Let's think about how someone might attack a weakness in a SessionID
generator. Assume that the victim computer's version of Linux has a
bug that causes /dev/urandom to be seeded with all zeroes every time
it boots, and that it never adds any entropy. If the opponent guessed
or knew that this was the case, then the opponent could connect to
the webserver, get a SessionID, and would then be able to make very
good guesses about what other SessionIDs were currently in use. (By
starting from all zeroes, and applying the algorithm until the
obtained SessionID was reached.)
Assuming that some sort of "entropy" is being added, the next thing
the attacker could do is to come up with a way to either
predict what is being added as "entropy", or at least guess at it
with substantially more effectiveness than random chance.

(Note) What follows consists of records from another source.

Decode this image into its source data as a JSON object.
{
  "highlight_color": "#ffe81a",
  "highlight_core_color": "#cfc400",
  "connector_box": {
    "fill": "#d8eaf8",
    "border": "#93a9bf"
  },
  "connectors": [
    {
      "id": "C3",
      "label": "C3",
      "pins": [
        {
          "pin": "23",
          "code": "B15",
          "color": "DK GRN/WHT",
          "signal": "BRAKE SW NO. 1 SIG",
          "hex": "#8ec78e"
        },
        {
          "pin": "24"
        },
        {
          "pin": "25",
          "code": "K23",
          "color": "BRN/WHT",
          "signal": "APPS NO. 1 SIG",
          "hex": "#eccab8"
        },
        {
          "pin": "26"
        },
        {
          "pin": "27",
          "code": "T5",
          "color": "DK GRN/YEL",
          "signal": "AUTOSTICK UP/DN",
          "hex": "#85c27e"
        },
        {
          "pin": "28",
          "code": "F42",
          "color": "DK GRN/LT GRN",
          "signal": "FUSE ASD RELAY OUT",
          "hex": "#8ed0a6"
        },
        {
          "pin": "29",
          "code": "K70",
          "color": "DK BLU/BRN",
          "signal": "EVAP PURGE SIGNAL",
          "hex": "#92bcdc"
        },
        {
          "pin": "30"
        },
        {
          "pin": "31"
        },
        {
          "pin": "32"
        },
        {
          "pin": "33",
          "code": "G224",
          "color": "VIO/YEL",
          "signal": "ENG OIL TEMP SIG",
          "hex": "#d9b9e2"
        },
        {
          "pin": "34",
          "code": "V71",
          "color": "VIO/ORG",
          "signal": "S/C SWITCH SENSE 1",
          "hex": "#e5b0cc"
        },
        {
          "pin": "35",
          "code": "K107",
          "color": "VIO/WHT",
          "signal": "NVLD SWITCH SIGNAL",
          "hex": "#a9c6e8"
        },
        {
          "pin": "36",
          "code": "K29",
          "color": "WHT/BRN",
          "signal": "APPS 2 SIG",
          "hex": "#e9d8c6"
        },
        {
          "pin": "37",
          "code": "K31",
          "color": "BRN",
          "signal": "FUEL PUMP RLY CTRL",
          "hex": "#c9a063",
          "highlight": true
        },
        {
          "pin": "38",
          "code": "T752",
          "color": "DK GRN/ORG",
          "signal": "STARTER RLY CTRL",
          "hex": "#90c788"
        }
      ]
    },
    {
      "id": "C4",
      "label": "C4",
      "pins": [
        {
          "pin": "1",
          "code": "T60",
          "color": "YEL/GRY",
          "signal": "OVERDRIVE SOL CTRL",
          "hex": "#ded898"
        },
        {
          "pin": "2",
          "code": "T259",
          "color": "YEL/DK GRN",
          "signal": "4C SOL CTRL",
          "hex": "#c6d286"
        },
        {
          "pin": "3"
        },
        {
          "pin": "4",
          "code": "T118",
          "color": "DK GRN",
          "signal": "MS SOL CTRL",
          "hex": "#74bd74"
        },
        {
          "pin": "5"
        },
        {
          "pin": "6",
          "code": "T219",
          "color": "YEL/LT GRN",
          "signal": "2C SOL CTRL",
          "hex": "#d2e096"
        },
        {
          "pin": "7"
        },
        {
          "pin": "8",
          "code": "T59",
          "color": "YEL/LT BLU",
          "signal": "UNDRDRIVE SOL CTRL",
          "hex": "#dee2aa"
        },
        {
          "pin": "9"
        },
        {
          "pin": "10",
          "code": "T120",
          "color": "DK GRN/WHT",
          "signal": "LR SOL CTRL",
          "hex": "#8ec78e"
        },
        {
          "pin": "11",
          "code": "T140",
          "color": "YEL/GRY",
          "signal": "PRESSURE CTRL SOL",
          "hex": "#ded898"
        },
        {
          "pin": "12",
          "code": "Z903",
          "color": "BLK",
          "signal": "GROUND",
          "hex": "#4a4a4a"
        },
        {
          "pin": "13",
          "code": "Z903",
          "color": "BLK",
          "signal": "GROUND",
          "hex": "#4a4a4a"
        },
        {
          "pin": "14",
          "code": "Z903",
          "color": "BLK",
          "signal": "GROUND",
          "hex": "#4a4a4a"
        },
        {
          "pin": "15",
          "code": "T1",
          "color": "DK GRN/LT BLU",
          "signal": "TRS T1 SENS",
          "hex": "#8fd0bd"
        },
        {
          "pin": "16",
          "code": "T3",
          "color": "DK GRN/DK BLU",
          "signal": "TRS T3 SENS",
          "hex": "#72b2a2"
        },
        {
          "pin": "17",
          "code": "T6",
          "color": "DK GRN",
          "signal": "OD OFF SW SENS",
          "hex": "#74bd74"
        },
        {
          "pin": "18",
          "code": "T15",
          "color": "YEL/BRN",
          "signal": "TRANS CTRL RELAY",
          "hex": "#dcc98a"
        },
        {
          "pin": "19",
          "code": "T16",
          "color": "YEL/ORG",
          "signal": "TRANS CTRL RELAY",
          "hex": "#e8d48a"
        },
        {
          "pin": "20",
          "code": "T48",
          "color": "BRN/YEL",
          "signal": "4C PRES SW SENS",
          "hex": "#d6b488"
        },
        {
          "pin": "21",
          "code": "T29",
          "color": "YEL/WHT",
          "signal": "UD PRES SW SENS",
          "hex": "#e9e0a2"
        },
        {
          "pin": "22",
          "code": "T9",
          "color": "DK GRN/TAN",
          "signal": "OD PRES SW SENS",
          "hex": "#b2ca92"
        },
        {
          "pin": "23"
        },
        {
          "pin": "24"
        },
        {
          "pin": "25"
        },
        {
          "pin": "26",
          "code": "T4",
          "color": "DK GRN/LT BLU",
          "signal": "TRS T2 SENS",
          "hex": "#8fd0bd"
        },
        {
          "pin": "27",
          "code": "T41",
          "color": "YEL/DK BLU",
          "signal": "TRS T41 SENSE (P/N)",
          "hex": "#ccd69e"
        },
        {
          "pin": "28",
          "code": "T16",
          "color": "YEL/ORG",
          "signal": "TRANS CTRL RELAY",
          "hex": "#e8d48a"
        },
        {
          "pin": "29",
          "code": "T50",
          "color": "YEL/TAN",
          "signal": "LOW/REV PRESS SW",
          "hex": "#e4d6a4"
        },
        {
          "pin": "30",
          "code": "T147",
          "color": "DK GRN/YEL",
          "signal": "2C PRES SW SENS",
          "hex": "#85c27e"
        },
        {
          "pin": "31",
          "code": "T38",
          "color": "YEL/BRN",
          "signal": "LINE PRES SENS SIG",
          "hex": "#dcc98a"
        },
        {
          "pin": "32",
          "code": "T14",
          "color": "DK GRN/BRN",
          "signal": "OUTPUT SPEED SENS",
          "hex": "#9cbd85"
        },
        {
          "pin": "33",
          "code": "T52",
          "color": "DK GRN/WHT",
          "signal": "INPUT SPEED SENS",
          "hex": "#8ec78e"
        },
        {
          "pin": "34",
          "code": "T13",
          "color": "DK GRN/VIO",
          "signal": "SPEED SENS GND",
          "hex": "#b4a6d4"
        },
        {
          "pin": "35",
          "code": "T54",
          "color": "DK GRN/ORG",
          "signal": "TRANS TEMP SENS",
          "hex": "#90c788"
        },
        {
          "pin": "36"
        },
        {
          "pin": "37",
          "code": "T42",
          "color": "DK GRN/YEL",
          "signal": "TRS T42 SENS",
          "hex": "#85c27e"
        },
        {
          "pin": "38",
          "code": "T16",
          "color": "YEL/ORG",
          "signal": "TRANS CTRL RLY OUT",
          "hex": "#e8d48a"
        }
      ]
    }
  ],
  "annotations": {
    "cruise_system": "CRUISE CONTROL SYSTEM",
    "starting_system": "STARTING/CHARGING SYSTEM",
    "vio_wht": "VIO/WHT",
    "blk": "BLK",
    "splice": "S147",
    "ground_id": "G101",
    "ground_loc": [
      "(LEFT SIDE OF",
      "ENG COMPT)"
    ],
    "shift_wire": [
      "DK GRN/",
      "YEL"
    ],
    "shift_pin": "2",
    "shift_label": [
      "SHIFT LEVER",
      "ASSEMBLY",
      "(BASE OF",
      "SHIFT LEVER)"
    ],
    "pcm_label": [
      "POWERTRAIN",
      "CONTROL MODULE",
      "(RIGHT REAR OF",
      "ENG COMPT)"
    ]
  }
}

One early version of this many years ago was when Ian Goldberg
and Dave Wagner discovered that an early version of Netscape's
web server was seeding their random number generator with nothing
more than the time and the PID, both of which were sufficiently
easy to guess at that it was quite easy to predict what session
keys would be generated.
However, unless the attacker has successfully cryptanalyzed SHA
(which would have far greater consequences than the ability to
predict SessionIDs in Tomact :-) the attacker is going to have
to successfully model ALL entropy ever added in. After the first
eighty or so bits of "real entropy," it's going to be easier to
just guess random SessionIDs (with some cleverness about
predicting the time and the session counter, which are both
predictable and inter-related)
Note that the chance of guessing _a_ session (as opposed to a
particular session) goes up steadily with the total number of
valid sessions. (Let's say, for the sake of example, that you
have a 1/2^80 chance of guessing a particular session; if you
have 2048 valid sessions, it improves to a 1/2^69 chance.) For
this reason, if you're really paranoid, you'll want to increase
the part of the SessionID from /dev/urandom to 128 bits and
ditch the use of the time (unless it has semantic value down
the food chain that I'm missing.) This way, as long as you have
more than 128 bits of "real entropy", it's going to be "easier"
for the attacker to make the on average num_sessions/2^127
guesses needed to find a valid SessionID.
Hope this is helpful!
Cheers,
Doug